The briefing notes also said the Canadian government was continuing "outreach" efforts to promote the oilsands, as part of a plan that should also include stronger regulations, monitoring and "more vigorous enforcement of environmental rules." While the federal and provincial governments have announced plans to improve monitoring, the federal government, in its last budget, introduced legislation that would weaken some federal environmental oversight on natural resources projects, species at risk and water.
While the Alberta government has introduced some new regulatory policies aimed at curbing industry's greenhouse gas pollution, federal Environment Minister Peter Kent has said his own government has only just started consultations on climate change regulations. In the meantime, discussions on how best to co-ordinate the federal and provincial policies are ongoing, the briefing notes said.

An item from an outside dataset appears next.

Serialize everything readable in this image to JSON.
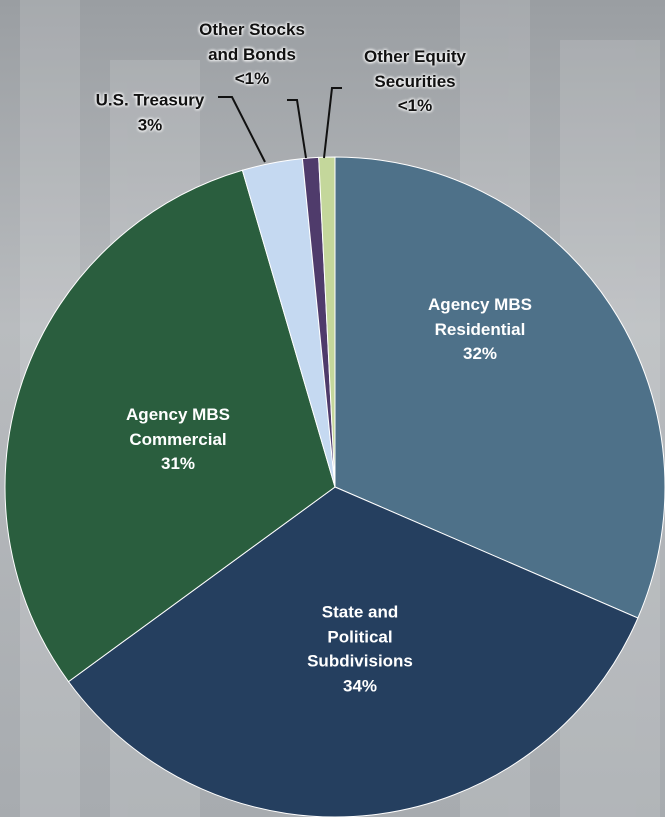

"This has resulted in continued uncertainty for industry, concerning the federal and provincial regulatory expectations, as well as monitoring and enforcement," said the briefing notes.
Oliver was also told in the briefing notes the oilsands industry represents about two per cent of the Canadian economy, is responsible for 144,000 direct and indirect jobs in Canada, and is expected to contribute about $1.7 trillion to the economy over the next 25 years. But the briefing notes also said that the industry's greenhouse gas emissions were "set to be the fastest growing source" of heat-trapping gases in Canada over the next decade, and that there were concerns about oilsands development increasing the risk of water contamination and other negative impacts on land, forests and wildlife.

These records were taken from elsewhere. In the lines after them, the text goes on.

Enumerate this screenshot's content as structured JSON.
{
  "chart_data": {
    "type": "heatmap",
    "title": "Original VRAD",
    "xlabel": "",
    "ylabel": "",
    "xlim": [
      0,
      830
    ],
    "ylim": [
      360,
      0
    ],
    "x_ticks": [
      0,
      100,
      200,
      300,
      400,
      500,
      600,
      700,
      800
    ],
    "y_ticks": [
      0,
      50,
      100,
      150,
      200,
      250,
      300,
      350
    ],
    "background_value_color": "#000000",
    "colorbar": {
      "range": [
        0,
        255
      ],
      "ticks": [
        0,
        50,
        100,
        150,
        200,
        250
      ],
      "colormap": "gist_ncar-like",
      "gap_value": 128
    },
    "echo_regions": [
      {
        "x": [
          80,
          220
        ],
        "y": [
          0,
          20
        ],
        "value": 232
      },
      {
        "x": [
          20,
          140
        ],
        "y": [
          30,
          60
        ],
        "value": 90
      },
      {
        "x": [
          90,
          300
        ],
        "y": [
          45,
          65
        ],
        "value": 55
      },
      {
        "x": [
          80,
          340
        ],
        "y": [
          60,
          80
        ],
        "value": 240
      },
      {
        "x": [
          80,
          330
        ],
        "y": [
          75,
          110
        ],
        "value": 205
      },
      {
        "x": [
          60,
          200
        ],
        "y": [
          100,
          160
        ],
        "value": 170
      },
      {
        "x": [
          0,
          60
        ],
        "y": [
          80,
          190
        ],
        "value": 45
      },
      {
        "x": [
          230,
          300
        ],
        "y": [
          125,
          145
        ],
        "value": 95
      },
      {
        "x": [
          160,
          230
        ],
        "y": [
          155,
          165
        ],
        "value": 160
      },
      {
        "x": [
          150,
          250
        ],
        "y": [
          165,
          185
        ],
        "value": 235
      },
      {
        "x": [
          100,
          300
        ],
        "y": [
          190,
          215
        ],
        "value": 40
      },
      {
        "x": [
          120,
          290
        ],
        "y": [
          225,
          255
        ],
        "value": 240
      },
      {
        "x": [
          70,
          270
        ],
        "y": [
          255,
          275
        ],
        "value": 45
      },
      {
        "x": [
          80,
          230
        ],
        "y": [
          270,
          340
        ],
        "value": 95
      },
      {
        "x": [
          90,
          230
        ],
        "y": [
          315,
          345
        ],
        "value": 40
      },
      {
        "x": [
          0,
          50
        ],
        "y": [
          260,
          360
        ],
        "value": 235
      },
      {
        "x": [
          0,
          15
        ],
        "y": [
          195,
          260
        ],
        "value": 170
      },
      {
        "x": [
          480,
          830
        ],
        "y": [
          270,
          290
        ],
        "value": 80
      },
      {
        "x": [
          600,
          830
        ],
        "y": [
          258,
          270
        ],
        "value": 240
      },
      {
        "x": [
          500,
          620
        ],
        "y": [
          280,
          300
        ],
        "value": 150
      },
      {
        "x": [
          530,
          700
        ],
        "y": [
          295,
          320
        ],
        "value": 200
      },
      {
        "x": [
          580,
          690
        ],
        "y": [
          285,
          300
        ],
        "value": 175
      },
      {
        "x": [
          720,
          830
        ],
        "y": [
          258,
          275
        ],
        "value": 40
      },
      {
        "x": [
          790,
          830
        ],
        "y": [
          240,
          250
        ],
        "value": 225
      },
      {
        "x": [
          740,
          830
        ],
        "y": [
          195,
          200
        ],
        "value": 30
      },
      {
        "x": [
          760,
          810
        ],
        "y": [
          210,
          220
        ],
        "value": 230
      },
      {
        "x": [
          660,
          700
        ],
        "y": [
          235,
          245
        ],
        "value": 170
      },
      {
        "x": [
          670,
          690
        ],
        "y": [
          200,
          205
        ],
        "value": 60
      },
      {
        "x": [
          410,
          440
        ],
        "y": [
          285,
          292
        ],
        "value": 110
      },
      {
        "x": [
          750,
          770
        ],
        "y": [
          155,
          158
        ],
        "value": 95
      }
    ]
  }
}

The briefing notes estimated that oilsands crude generates about five to 15 per cent more greenhouse gas emissions than the average of conventional oil when considering all emissions produced in its lifespan from extraction to consumption by the public. But the documents suggested some international climate change policies proposed in jurisdictions such as Europe and California would single out the oilsands without targeting other fuels with large environmental footprints.

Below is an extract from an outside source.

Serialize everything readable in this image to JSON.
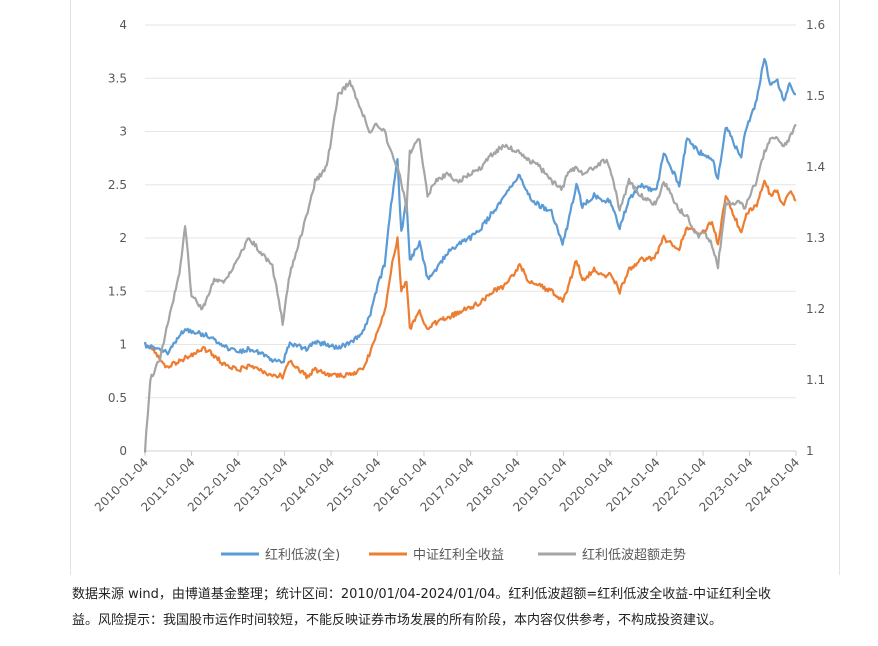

The government was told in the briefing notes that Natural Resources Canada had a lab in Devon, Alberta that had researched new environmental technologies to help the industry reduce water consumption, greenhouse gas pollution and clean up tailings ponds.
The department declined to release some portions of the briefing notes citing sections of the Access to Information Act that allow it to withhold details on matters that it considers could harm Canada's international relations, or that could be considered advice to government or issues under consultation.